Image source: White Mountain Puzzles |
After Henry Reed
Spring eased the almond blossoms open
and promises of cherries while we named parts
left over from winter. Collusion. Taking
away, reducing, throwing in the trash
legal widgets that keep the water pure,
air open to the cherry’s pollen flight.
We named parts with words round
to our tongues, like emoluments, to see
how that piece fit in the grooves
of palaces and greens like golf courses.
Lies are new lower swing swivels
alternatives, the stock aiming.
We call the liar a number, not a name.
We watched tired armies of people
whose papers dictate that they bolt
backwards, locked. Riled bees assault
the fumbling flowers and some too
called that easing the spring.
Assembled from parts, the barrel
is loaded and pointed at every one
of us. The sick. Disabled. Those
who stumbled.
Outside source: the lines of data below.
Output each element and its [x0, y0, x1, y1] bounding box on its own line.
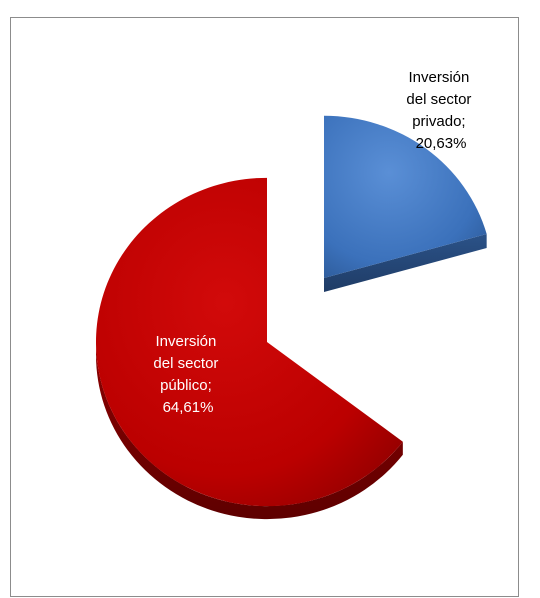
- data-label-line: público;: [160, 377, 212, 394]
- data-label-value: 20,63%: [416, 135, 467, 152]
- data-label-line: Inversión: [408, 69, 469, 86]
- data-label-line: Inversión: [155, 333, 216, 350]
- pie-slice-top: [324, 115, 487, 278]
- data-label-line: privado;: [412, 113, 465, 130]
- data-label-sector-privado: Inversión del sector privado; 20,63%: [406, 69, 475, 152]
- data-label-line: del sector: [406, 91, 471, 108]
- data-label-sector-publico: Inversión del sector público; 64,61%: [153, 333, 222, 416]
- data-label-value: 64,61%: [163, 399, 214, 416]
- pie-slice-sector-publico: [96, 177, 403, 520]
- pie-slice-side: [324, 234, 487, 292]
- pie-slice-sector-privado: [324, 115, 487, 292]
- data-label-line: del sector: [153, 355, 218, 372]
- pie-slice-top: [96, 177, 403, 507]
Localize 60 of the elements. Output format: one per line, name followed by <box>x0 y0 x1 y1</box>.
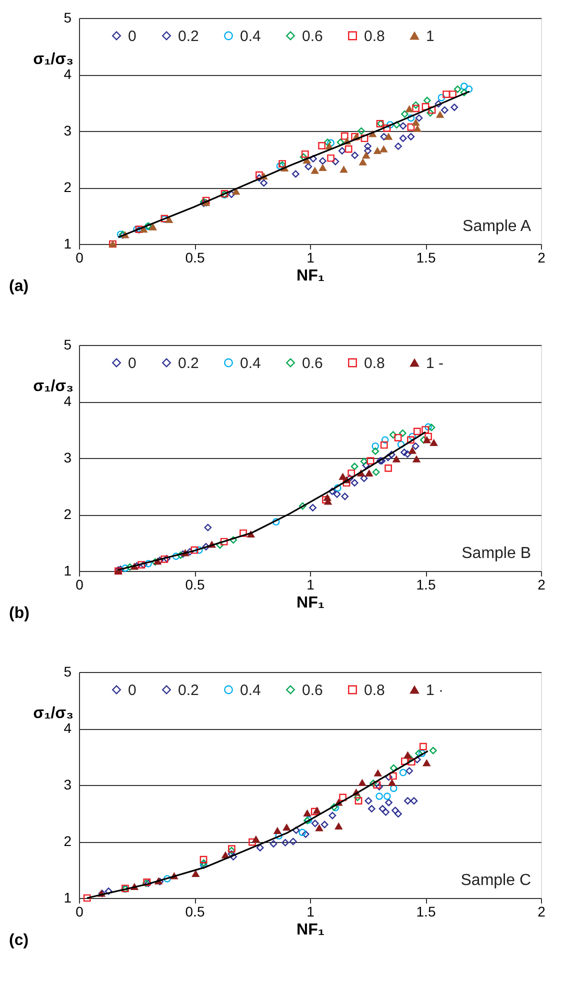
text: (c) <box>9 932 29 949</box>
x-tick-label: 2 <box>538 250 546 266</box>
legend-label: 0.2 <box>178 354 199 372</box>
x-tick-label: 1.5 <box>416 250 436 266</box>
x-axis-title: NF₁ <box>296 922 325 938</box>
y-tick-label: 2 <box>64 179 72 195</box>
y-tick-label: 3 <box>64 122 72 138</box>
x-tick-label: 0 <box>76 904 84 920</box>
legend-label: 0.4 <box>240 354 261 372</box>
x-axis-title: NF₁ <box>296 594 325 612</box>
text: (b) <box>9 605 30 622</box>
legend-label: 0.6 <box>302 28 323 45</box>
annotation: Sample C <box>460 872 531 889</box>
legend-label: 1 · <box>426 682 444 699</box>
legend-label: 0 <box>128 354 136 372</box>
legend-label: 1 - <box>426 354 444 372</box>
legend-label: 0 <box>128 28 136 45</box>
legend-label: 0.6 <box>302 354 323 372</box>
x-tick-label: 2 <box>538 576 546 592</box>
x-tick-label: 1 <box>306 576 315 592</box>
y-tick-label: 4 <box>64 393 72 409</box>
x-tick-label: 0 <box>76 576 84 592</box>
legend-label: 0.4 <box>240 28 261 45</box>
y-axis-title: σ₁/σ₃ <box>33 705 74 722</box>
y-tick-label: 1 <box>64 890 72 906</box>
y-tick-label: 3 <box>64 450 72 466</box>
y-axis-title: σ₁/σ₃ <box>33 51 74 68</box>
legend-label: 0.4 <box>240 682 261 699</box>
y-axis-title: σ₁/σ₃ <box>33 378 74 396</box>
legend-label: 0.8 <box>364 28 385 45</box>
x-tick-label: 1.5 <box>416 904 436 920</box>
y-tick-label: 2 <box>64 833 72 849</box>
x-tick-label: 0 <box>76 250 84 266</box>
legend-label: 0.8 <box>364 354 385 372</box>
x-tick-label: 2 <box>538 904 546 920</box>
y-tick-label: 4 <box>64 720 72 736</box>
legend-label: 0.2 <box>178 682 199 699</box>
x-tick-label: 1 <box>306 250 315 266</box>
text: (a) <box>9 278 29 295</box>
annotation: Sample A <box>462 218 532 235</box>
x-tick-label: 0.5 <box>185 576 205 592</box>
y-tick-label: 5 <box>64 336 72 352</box>
y-tick-label: 5 <box>64 664 72 680</box>
legend-label: 0.6 <box>302 682 323 699</box>
annotation: Sample B <box>462 545 531 562</box>
x-tick-label: 0.5 <box>185 250 205 266</box>
y-tick-label: 2 <box>64 506 72 522</box>
legend-label: 0.2 <box>178 28 199 45</box>
x-tick-label: 1 <box>306 904 315 920</box>
x-tick-label: 1.5 <box>416 576 436 592</box>
y-tick-label: 4 <box>64 66 72 82</box>
legend-label: 1 <box>426 28 434 45</box>
y-tick-label: 3 <box>64 776 72 792</box>
y-tick-label: 1 <box>64 562 72 578</box>
y-tick-label: 5 <box>64 10 72 26</box>
y-tick-label: 1 <box>64 236 72 252</box>
x-axis-title: NF₁ <box>296 268 325 284</box>
legend-label: 0 <box>128 682 136 699</box>
legend-label: 0.8 <box>364 682 385 699</box>
x-tick-label: 0.5 <box>185 904 205 920</box>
Women mourning
in too many dry cities to count.
Children born to know only this.
Whatever bitter cold silence ensues,
whatever violence, these parts came
forged as cocking-pieces, and the many
words to name them buzzed over us
diseasing the spring.
Tricia Knoll is an Oregon poet who in the last week has read Henry Reed's famous 1942 poem "The Naming of Parts" about fifteen times, sharing the dismay of progressives at how rapidly important protections of people and the environment can be dismantled. Her new book, Broadfork Farm, is a series of love poems to a small organic farm in Trout Lake, Washington.